Alliances and calculations

Yamina was the party of former Prime Minister Naftali Bennett. Right-wing nationalist, it came out quite divided and weakened from the controversial anti-Netanyahu coalition. The negotiation, although it swore in Bennett as prime minister, included leftist parties and, for the first time, an Arab party. Netanyahu accused Bennet of betraying Yamina voters and the accusation, in a sense, had its effect.

From the premier’s party, Yamina had to make an alliance to avoid being detained by the clause of barrier. And even the alliance doesn’t seem like it will save the party, as the latest polls show that it falls below the barrier clause. Another thing that the polls show, and it’s not new, is that the first two places in the elections will go to Netanyahu, from the right-wing Likud, and Yair Lapid, the current prime minister, from the centrist Yesh Atid.

Bibi Netanyahu, eager to return to power, would have something around 34 chairs, the 120 of the Knesset. Lapid would have something around 24. Two highlights. First, since he was made official, Lapid has risen in the polls. This may also have something to do with your government’s response to the Palestinian Islamic Jihad attacks, as security issues always weigh heavily in Israeli election polls.

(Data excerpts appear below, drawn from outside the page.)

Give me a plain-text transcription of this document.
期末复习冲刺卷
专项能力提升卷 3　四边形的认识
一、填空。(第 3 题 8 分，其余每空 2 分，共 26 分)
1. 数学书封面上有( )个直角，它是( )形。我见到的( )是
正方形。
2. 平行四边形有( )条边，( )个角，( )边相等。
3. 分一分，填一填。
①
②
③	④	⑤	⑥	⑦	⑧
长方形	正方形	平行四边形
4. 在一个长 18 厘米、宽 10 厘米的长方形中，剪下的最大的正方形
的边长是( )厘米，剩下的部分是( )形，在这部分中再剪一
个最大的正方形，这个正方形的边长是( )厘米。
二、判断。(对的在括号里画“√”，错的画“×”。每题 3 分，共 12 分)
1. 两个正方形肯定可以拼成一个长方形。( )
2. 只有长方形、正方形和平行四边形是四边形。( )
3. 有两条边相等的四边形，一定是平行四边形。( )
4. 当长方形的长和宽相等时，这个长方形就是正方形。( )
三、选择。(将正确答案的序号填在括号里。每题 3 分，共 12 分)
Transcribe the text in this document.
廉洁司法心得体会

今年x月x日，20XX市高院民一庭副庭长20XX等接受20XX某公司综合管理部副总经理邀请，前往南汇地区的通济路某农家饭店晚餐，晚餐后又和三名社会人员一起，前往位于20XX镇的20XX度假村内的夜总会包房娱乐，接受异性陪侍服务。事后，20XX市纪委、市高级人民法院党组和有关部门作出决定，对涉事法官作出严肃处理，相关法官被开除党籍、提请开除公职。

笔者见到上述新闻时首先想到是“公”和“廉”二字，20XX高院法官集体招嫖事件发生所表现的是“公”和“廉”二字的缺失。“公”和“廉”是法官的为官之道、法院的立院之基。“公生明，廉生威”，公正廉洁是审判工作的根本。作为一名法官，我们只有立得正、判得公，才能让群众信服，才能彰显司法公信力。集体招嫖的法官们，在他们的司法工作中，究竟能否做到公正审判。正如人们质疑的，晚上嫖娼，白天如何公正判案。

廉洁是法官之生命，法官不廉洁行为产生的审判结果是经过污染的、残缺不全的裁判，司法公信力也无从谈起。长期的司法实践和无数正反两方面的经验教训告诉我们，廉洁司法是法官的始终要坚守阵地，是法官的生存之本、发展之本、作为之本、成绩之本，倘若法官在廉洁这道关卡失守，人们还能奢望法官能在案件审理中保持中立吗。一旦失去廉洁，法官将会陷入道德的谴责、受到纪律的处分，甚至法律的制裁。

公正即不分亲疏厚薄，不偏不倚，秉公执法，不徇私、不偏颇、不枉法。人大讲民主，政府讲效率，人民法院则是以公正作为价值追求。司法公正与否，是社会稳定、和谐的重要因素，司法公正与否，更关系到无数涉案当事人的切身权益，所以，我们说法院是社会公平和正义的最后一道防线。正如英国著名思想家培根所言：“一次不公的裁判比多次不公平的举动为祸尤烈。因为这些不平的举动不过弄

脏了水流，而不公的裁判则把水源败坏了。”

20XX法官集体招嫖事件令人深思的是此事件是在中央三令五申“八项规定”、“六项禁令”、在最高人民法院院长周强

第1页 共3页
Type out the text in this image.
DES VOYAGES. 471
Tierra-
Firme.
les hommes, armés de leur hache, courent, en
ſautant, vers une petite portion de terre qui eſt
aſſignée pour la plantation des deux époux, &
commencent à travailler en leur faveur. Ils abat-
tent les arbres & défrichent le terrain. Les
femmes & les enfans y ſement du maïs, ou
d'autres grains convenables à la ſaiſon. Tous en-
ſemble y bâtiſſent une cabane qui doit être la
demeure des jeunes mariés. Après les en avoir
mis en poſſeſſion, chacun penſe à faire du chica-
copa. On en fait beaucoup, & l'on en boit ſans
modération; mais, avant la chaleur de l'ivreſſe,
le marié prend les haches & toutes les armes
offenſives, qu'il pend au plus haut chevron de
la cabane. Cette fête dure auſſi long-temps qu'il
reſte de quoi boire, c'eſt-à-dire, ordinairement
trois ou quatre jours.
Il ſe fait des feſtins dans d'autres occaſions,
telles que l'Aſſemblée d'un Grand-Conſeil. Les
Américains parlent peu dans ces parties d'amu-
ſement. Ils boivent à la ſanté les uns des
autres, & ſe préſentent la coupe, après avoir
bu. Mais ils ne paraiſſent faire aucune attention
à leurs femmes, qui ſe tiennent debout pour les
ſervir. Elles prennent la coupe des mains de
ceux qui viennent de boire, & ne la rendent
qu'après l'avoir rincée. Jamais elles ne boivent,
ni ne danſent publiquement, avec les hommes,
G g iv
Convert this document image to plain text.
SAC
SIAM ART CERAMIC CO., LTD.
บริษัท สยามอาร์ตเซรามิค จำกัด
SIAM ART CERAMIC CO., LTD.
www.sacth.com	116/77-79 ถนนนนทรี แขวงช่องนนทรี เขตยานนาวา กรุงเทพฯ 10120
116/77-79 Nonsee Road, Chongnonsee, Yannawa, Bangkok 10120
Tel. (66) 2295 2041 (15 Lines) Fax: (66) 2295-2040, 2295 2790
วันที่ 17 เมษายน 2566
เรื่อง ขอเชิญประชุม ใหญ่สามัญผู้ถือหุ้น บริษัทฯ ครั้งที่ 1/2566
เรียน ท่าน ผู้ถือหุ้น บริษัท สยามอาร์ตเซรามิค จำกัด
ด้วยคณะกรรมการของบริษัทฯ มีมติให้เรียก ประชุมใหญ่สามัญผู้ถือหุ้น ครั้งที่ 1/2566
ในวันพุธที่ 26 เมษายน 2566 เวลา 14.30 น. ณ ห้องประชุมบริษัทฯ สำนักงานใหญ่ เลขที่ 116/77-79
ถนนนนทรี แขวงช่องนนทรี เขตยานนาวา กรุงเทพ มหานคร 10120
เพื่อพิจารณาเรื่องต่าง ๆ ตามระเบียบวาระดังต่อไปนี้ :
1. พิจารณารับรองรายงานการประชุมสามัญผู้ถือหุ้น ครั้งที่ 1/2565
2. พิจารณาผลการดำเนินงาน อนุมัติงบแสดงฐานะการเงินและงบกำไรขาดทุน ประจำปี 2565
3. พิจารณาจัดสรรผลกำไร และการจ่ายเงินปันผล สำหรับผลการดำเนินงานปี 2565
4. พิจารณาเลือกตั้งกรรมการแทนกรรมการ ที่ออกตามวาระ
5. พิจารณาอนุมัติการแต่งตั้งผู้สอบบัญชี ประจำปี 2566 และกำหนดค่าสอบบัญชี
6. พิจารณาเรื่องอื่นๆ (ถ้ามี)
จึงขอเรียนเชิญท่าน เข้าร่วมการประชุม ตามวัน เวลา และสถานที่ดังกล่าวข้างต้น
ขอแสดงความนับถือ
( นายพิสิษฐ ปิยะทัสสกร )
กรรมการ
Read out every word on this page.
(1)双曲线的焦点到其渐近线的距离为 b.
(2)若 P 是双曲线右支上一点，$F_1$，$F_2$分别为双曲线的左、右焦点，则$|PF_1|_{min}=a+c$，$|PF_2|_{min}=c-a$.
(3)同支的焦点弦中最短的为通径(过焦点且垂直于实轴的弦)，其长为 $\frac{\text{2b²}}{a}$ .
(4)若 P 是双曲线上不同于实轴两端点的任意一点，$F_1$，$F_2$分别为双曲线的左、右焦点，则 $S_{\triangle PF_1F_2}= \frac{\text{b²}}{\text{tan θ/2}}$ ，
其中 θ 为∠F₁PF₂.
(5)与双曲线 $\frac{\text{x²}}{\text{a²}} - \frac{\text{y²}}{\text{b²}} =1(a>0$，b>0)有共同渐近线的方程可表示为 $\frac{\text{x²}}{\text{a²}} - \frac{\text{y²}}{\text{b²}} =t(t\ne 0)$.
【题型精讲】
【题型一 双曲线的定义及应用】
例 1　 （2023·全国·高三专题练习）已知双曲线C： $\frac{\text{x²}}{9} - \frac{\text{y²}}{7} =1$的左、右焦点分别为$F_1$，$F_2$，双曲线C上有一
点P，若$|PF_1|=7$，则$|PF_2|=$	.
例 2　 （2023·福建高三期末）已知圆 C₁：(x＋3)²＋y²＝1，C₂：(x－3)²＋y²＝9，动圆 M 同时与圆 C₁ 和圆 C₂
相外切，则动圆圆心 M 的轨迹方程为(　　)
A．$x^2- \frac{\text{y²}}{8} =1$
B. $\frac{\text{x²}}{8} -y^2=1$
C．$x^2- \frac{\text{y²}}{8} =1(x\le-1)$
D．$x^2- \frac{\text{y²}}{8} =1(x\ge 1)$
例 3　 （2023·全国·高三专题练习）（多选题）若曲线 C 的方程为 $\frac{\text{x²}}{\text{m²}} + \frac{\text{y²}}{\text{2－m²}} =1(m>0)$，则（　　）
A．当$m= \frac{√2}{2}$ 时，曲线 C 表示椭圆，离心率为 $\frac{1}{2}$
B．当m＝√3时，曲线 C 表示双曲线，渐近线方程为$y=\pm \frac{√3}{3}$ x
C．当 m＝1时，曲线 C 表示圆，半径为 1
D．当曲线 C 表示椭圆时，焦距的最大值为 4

According to current polls, the impasse in parliament would continue. Netanyahu’s Likud plus the religious right would not get the 61 necessary seats. Yair Lapid and his current coalition parties also fail to get the “magic number”. No religious parties will join Lapid’s government. And the Arab Joint List, which does not intend to integrate any government, is “left over”.

The possibility that dominates the political field, then, is whether Benny Gantz can leave Lapid and form a government with Netanyahu. Today, he has the knife and the cheese in his hand. He can ask whatever he wants to form a coalition, and obviously he wants to be prime minister himself one day. For the next few months, one thing is for sure: Benny Gantz’s phone will not stop ringing and he will be showered with hugs and slapped on the back.